Мы подружились так, что договорились встретиться вечером в поезде, идущем на Майсур – у нас уже были на него билеты. В Мадрасе, куда мы въехали под писклявые вздохи фисгармонии, меня сразу же похитил наш консул, повез куда-то и привез к самому отходу поезда на Майсур. И сколь радостно было увидеть, что меня не забыли, что обо мне волновались – вся семья, и папа, и мама, и две сестры, и золотушный молодожен висели в окнах, напряженно вглядываясь в протекавшую мимо толпу. И хотя мы ехали в разных вагонах, они ждали меня и стали махать с такой теплотой, что довели меня чуть ли не до слез. Не могу простить себе, что в суматохе потерял их майсурский адрес…

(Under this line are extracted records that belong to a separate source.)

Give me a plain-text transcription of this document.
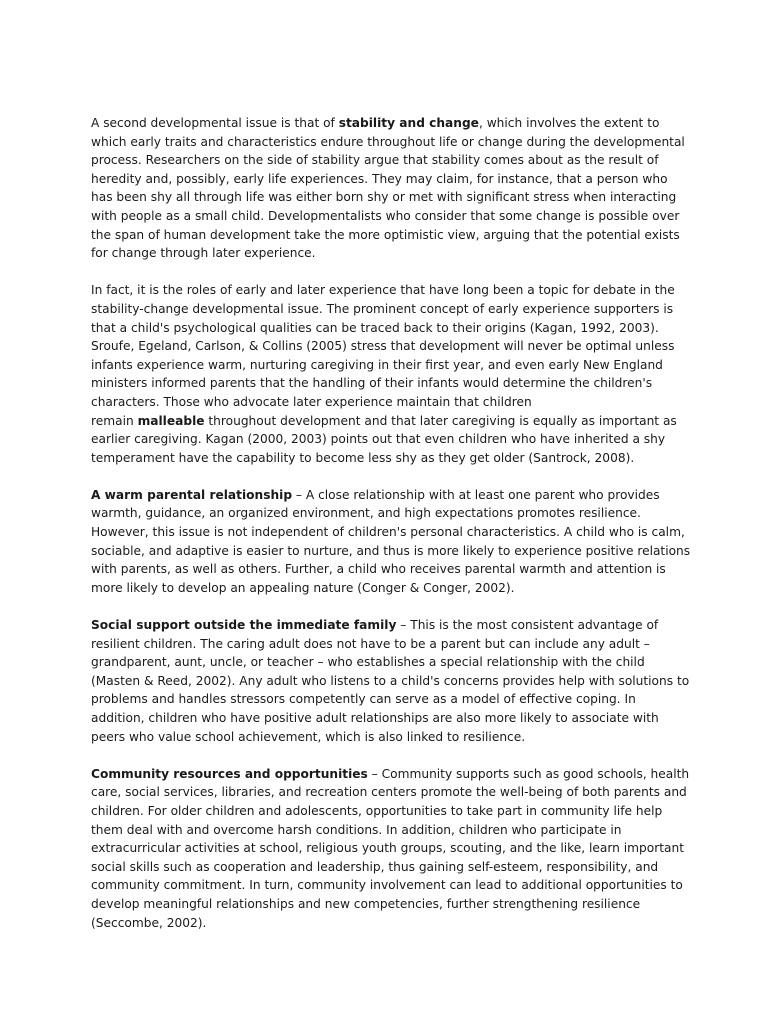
A second developmental issue is that of stability and change, which involves the extent to
which early traits and characteristics endure throughout life or change during the developmental
process. Researchers on the side of stability argue that stability comes about as the result of
heredity and, possibly, early life experiences. They may claim, for instance, that a person who
has been shy all through life was either born shy or met with significant stress when interacting
with people as a small child. Developmentalists who consider that some change is possible over
the span of human development take the more optimistic view, arguing that the potential exists
for change through later experience.

In fact, it is the roles of early and later experience that have long been a topic for debate in the
stability-change developmental issue. The prominent concept of early experience supporters is
that a child's psychological qualities can be traced back to their origins (Kagan, 1992, 2003).
Sroufe, Egeland, Carlson, & Collins (2005) stress that development will never be optimal unless
infants experience warm, nurturing caregiving in their first year, and even early New England
ministers informed parents that the handling of their infants would determine the children's
characters. Those who advocate later experience maintain that children
remain malleable throughout development and that later caregiving is equally as important as
earlier caregiving. Kagan (2000, 2003) points out that even children who have inherited a shy
temperament have the capability to become less shy as they get older (Santrock, 2008).

A warm parental relationship – A close relationship with at least one parent who provides
warmth, guidance, an organized environment, and high expectations promotes resilience.
However, this issue is not independent of children's personal characteristics. A child who is calm,
sociable, and adaptive is easier to nurture, and thus is more likely to experience positive relations
with parents, as well as others. Further, a child who receives parental warmth and attention is
more likely to develop an appealing nature (Conger & Conger, 2002).

Social support outside the immediate family – This is the most consistent advantage of
resilient children. The caring adult does not have to be a parent but can include any adult –
grandparent, aunt, uncle, or teacher – who establishes a special relationship with the child
(Masten & Reed, 2002). Any adult who listens to a child's concerns provides help with solutions to
problems and handles stressors competently can serve as a model of effective coping. In
addition, children who have positive adult relationships are also more likely to associate with
peers who value school achievement, which is also linked to resilience.

Community resources and opportunities – Community supports such as good schools, health
care, social services, libraries, and recreation centers promote the well-being of both parents and
children. For older children and adolescents, opportunities to take part in community life help
them deal with and overcome harsh conditions. In addition, children who participate in
extracurricular activities at school, religious youth groups, scouting, and the like, learn important
social skills such as cooperation and leadership, thus gaining self-esteem, responsibility, and
community commitment. In turn, community involvement can lead to additional opportunities to
develop meaningful relationships and new competencies, further strengthening resilience
(Seccombe, 2002).
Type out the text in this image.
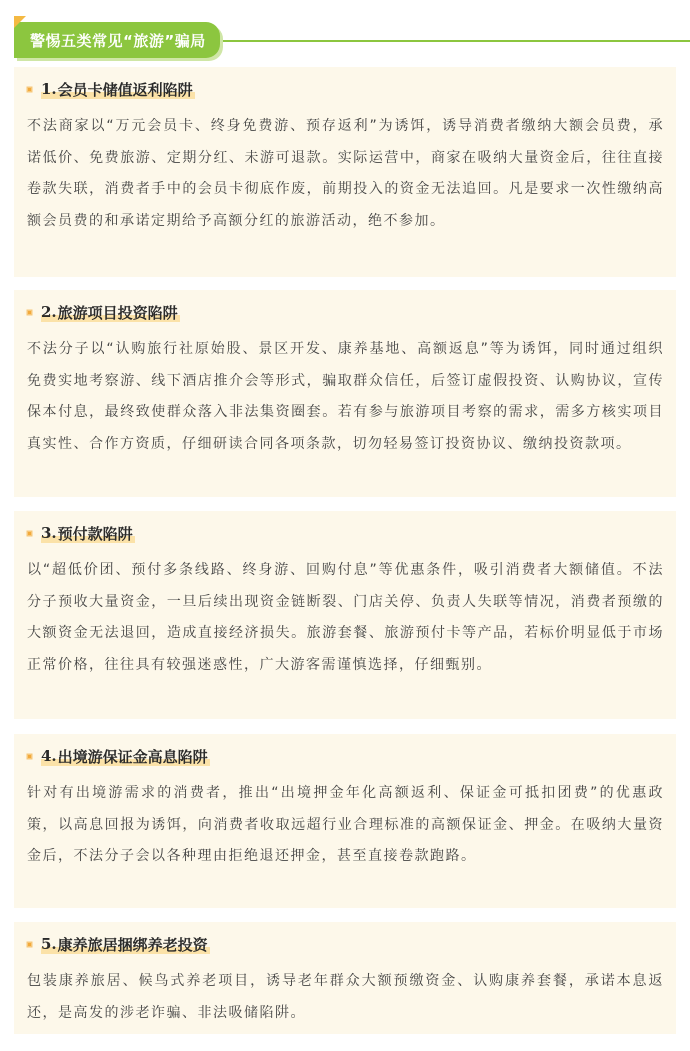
警惕五类常见“旅游”骗局
1. 会员卡储值返利陷阱
不法商家以“万元会员卡、终身免费游、预存返利”为诱饵，诱导消费者缴纳大额会员费，承诺低价、免费旅游、定期分红、未游可退款。实际运营中，商家在吸纳大量资金后，往往直接卷款失联，消费者手中的会员卡彻底作废，前期投入的资金无法追回。凡是要求一次性缴纳高额会员费的和承诺定期给予高额分红的旅游活动，绝不参加。
2. 旅游项目投资陷阱
不法分子以“认购旅行社原始股、景区开发、康养基地、高额返息”等为诱饵，同时通过组织免费实地考察游、线下酒店推介会等形式，骗取群众信任，后签订虚假投资、认购协议，宣传保本付息，最终致使群众落入非法集资圈套。若有参与旅游项目考察的需求，需多方核实项目真实性、合作方资质，仔细研读合同各项条款，切勿轻易签订投资协议、缴纳投资款项。
3. 预付款陷阱
以“超低价团、预付多条线路、终身游、回购付息”等优惠条件，吸引消费者大额储值。不法分子预收大量资金，一旦后续出现资金链断裂、门店关停、负责人失联等情况，消费者预缴的大额资金无法退回，造成直接经济损失。旅游套餐、旅游预付卡等产品，若标价明显低于市场正常价格，往往具有较强迷惑性，广大游客需谨慎选择，仔细甄别。
4. 出境游保证金高息陷阱
针对有出境游需求的消费者，推出“出境押金年化高额返利、保证金可抵扣团费”的优惠政策，以高息回报为诱饵，向消费者收取远超行业合理标准的高额保证金、押金。在吸纳大量资金后，不法分子会以各种理由拒绝退还押金，甚至直接卷款跑路。
5. 康养旅居捆绑养老投资
包装康养旅居、候鸟式养老项目，诱导老年群众大额预缴资金、认购康养套餐，承诺本息返还，是高发的涉老诈骗、非法吸储陷阱。
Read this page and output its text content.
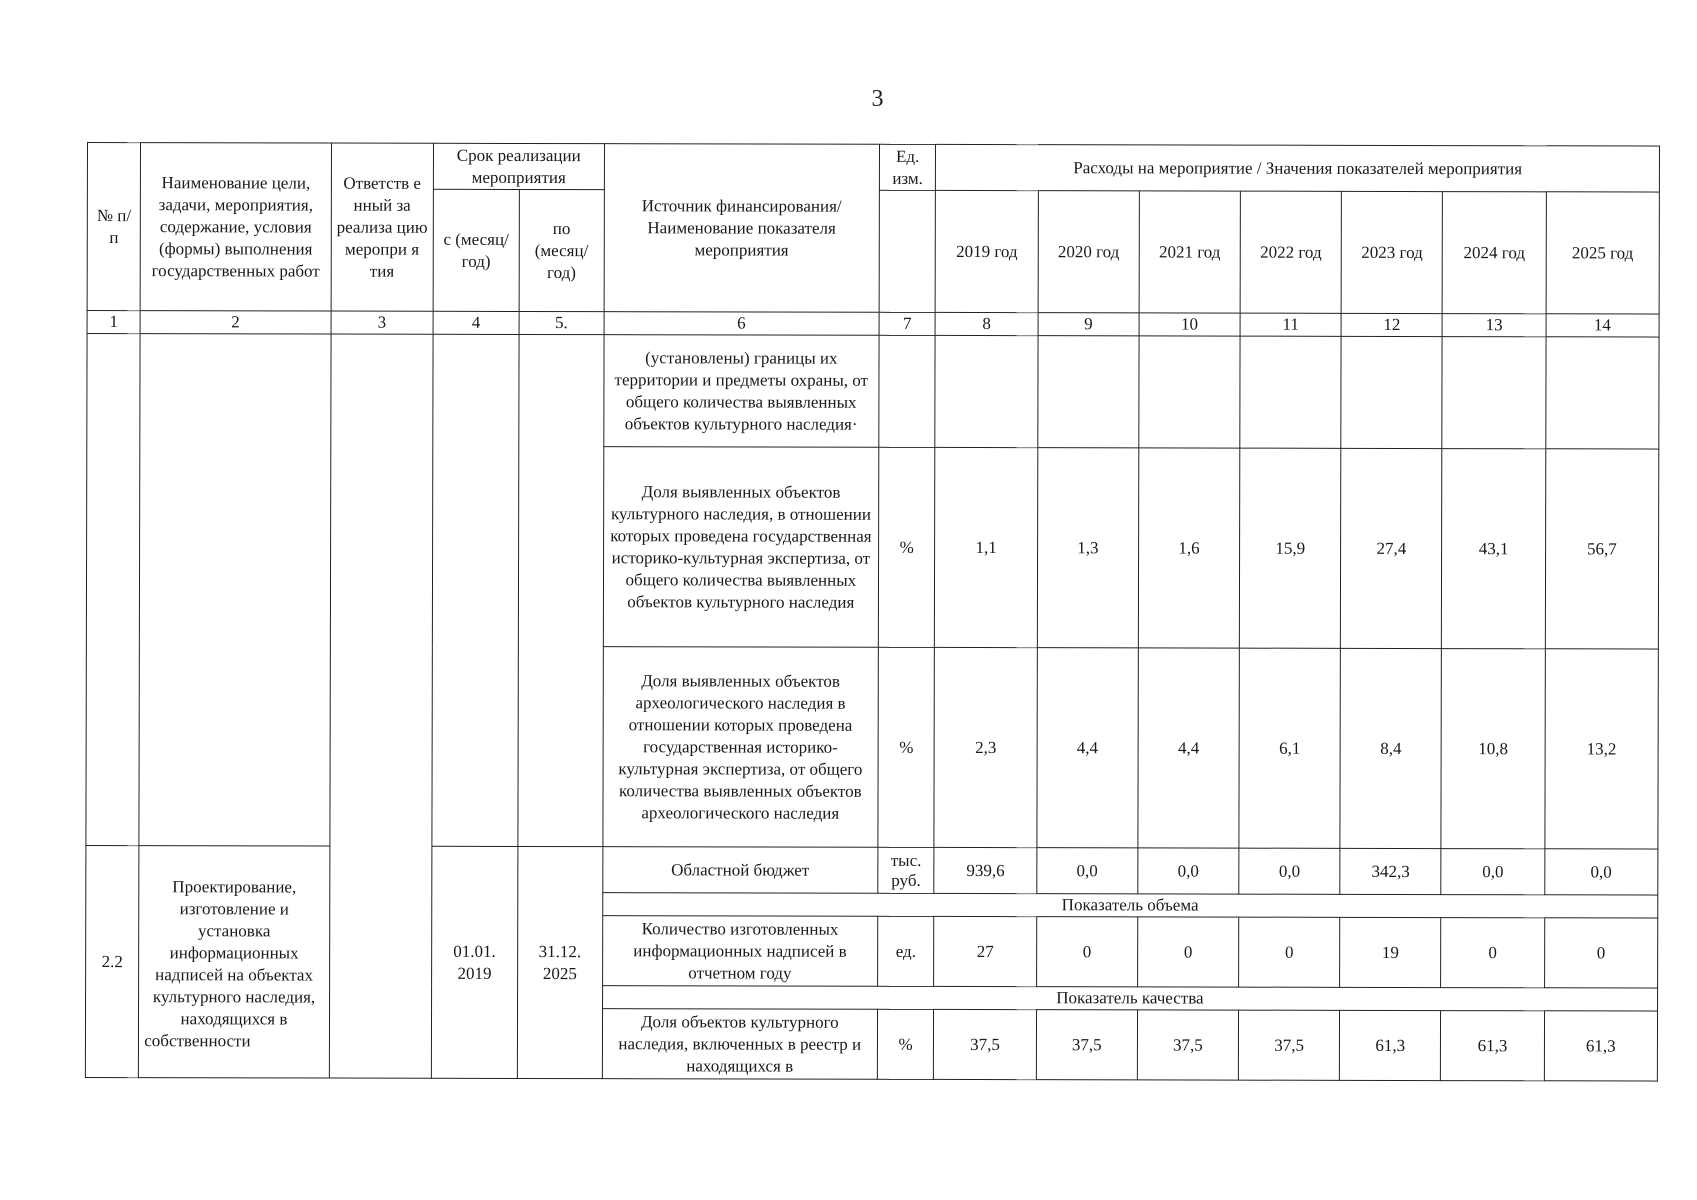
3
№ п/п	Наименование цели, задачи, мероприятия, содержание, условия (формы) выполнения государственных работ	Ответств е нный за реализа цию меропри я тия	Срок реализации мероприятия		Источник финансирования/ Наименование показателя мероприятия	Ед. изм.	Расходы на мероприятие / Значения показателей мероприятия						
			с (месяц/ год)	по (месяц/ год)			2019 год	2020 год	2021 год	2022 год	2023 год	2024 год	2025 год
1	2	3	4	5.	6	7	8	9	10	11	12	13	14
					(установлены) границы их территории и предметы охраны, от общего количества выявленных объектов культурного наследия·								
					Доля выявленных объектов культурного наследия, в отношении которых проведена государственная историко-культурная экспертиза, от общего количества выявленных объектов культурного наследия	%	1,1	1,3	1,6	15,9	27,4	43,1	56,7
					Доля выявленных объектов археологического наследия в отношении которых проведена государственная историко-культурная экспертиза, от общего количества выявленных объектов археологического наследия	%	2,3	4,4	4,4	6,1	8,4	10,8	13,2
2.2	Проектирование, изготовление и установка информационных надписей на объектах культурного наследия, находящихся в собственности		01.01. 2019	31.12. 2025	Областной бюджет	тыс. руб.	939,6	0,0	0,0	0,0	342,3	0,0	0,0
					Показатель объема								
					Количество изготовленных информационных надписей в отчетном году	ед.	27	0	0	0	19	0	0
					Показатель качества								
					Доля объектов культурного наследия, включенных в реестр и находящихся в	%	37,5	37,5	37,5	37,5	61,3	61,3	61,3
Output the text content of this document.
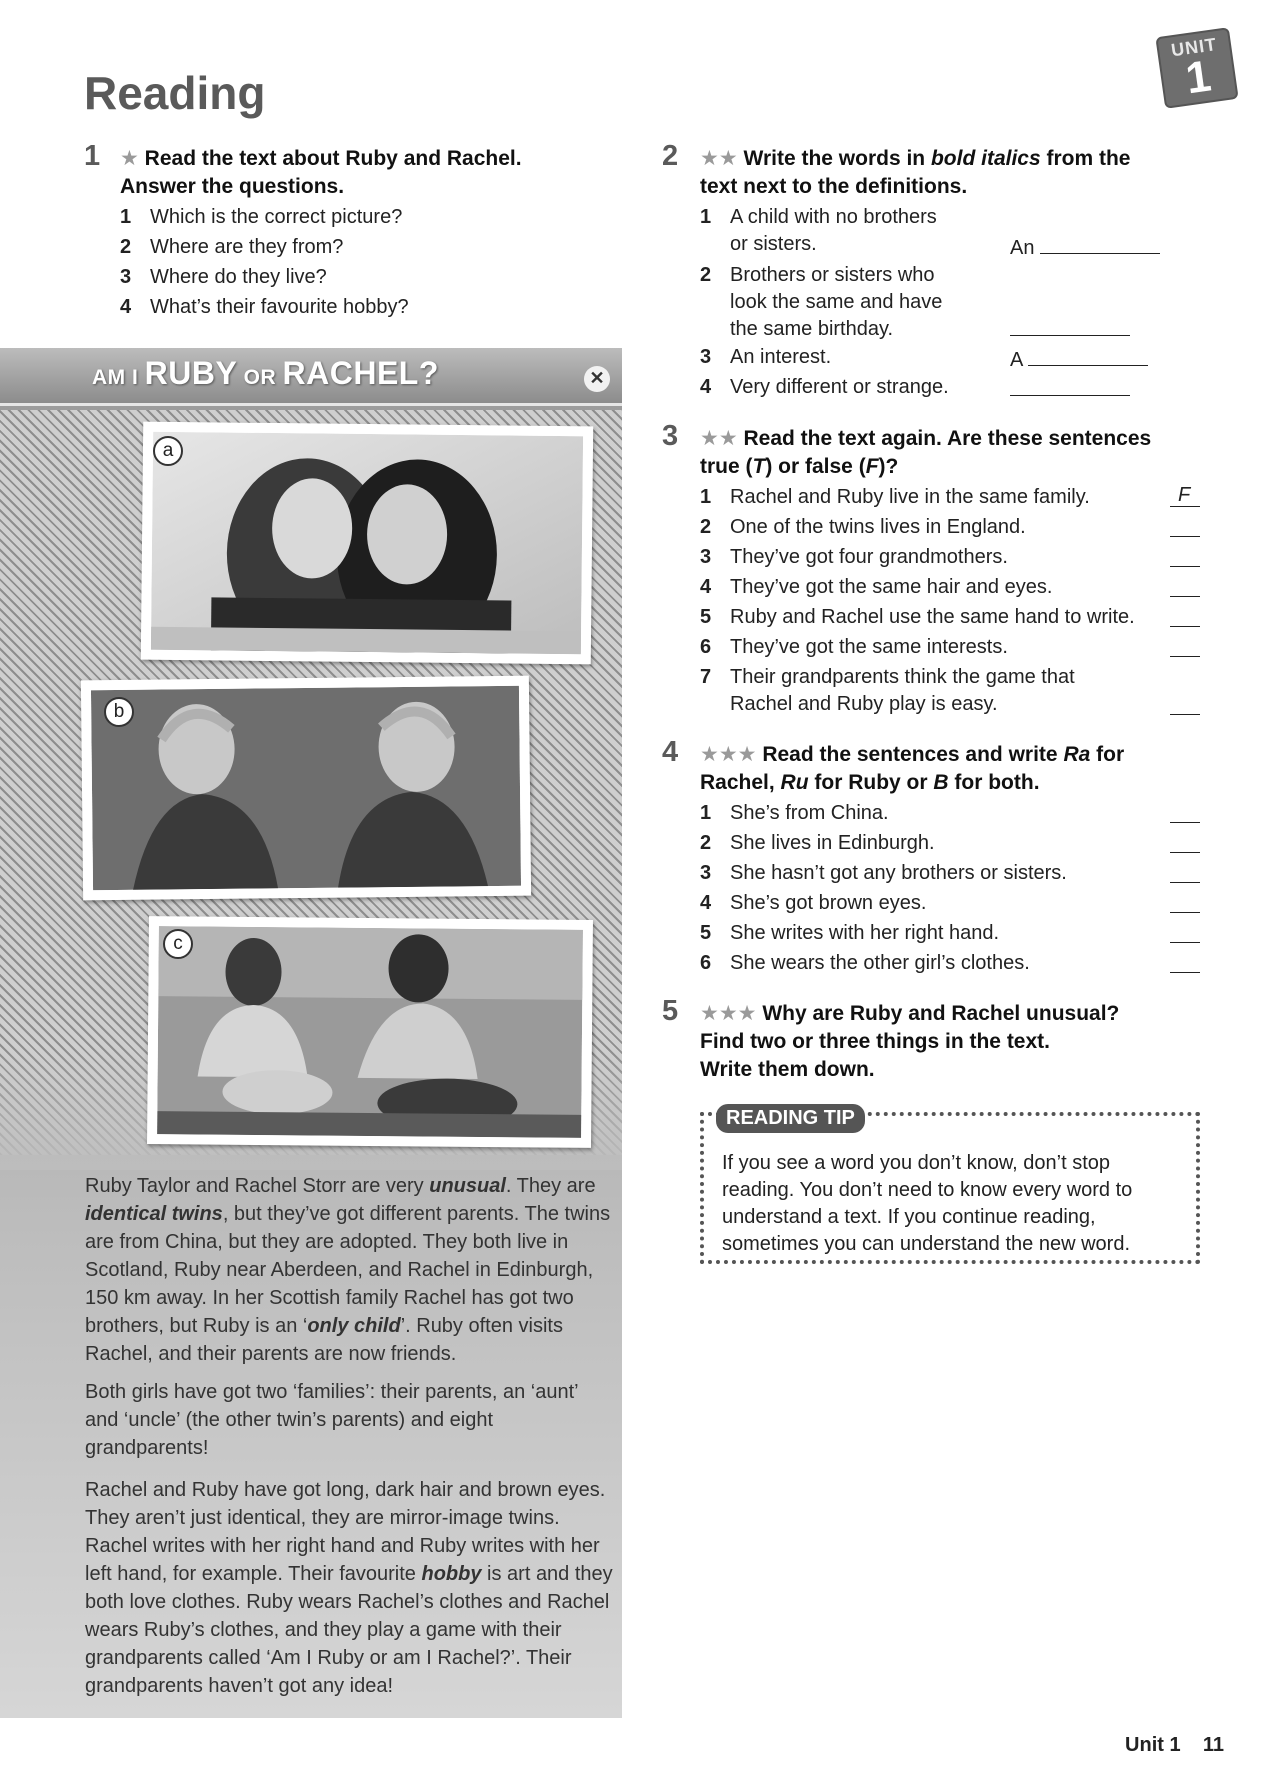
Reading
UNIT
1
1 ★ Read the text about Ruby and Rachel.
Answer the questions.
1 Which is the correct picture?
2 Where are they from?
3 Where do they live?
4 What’s their favourite hobby?
AM I RUBY OR RACHEL?	✕
a
b
c
Ruby Taylor and Rachel Storr are very unusual. They are identical twins, but they’ve got different parents. The twins are from China, but they are adopted. They both live in Scotland, Ruby near Aberdeen, and Rachel in Edinburgh, 150 km away. In her Scottish family Rachel has got two brothers, but Ruby is an ‘only child’. Ruby often visits Rachel, and their parents are now friends.
Both girls have got two ‘families’: their parents, an ‘aunt’ and ‘uncle’ (the other twin’s parents) and eight grandparents!
Rachel and Ruby have got long, dark hair and brown eyes. They aren’t just identical, they are mirror-image twins. Rachel writes with her right hand and Ruby writes with her left hand, for example. Their favourite hobby is art and they both love clothes. Ruby wears Rachel’s clothes and Rachel wears Ruby’s clothes, and they play a game with their grandparents called ‘Am I Ruby or am I Rachel?’. Their grandparents haven’t got any idea!
2 ★★ Write the words in bold italics from the
text next to the definitions.
1 A child with no brothers
or sisters.	An
2 Brothers or sisters who
look the same and have
the same birthday.
3 An interest.	A
4 Very different or strange.
3 ★★ Read the text again. Are these sentences
true (T) or false (F)?
1 Rachel and Ruby live in the same family.
2 One of the twins lives in England.
3 They’ve got four grandmothers.
4 They’ve got the same hair and eyes.
5 Ruby and Rachel use the same hand to write.
6 They’ve got the same interests.
7 Their grandparents think the game that
Rachel and Ruby play is easy.
F
4 ★★★ Read the sentences and write Ra for
Rachel, Ru for Ruby or B for both.
1 She’s from China.
2 She lives in Edinburgh.
3 She hasn’t got any brothers or sisters.
4 She’s got brown eyes.
5 She writes with her right hand.
6 She wears the other girl’s clothes.
5 ★★★ Why are Ruby and Rachel unusual?
Find two or three things in the text.
Write them down.
READING TIP
If you see a word you don’t know, don’t stop reading. You don’t need to know every word to understand a text. If you continue reading, sometimes you can understand the new word.
Unit 1 11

Еду в поездах разносят скоро и аккуратно по предварительным заказам – вегетарианскую или нет. Наряду с этим на каждой станции в вагоны втекает бесконечная лента местных коробейников и разносчиков – плюс малолетние уборщики, на корточках собирающие мусор, путаясь под ногами пассажиров и лоточников. Вагоны-рестораны мне не попадались. Зато есть вагоны-кухни: огнедышащие филиалы ада с рядами огромных кипящих котлов. Тяжелая работа в кухонном жару при индийской жаре не превращает шурующих там людей в чертей – при виде заглянувшего пассажира, да еще и иностранца, они весело скалят зубы, особенно белоснежные на темных и устрашающе чумазых лицах.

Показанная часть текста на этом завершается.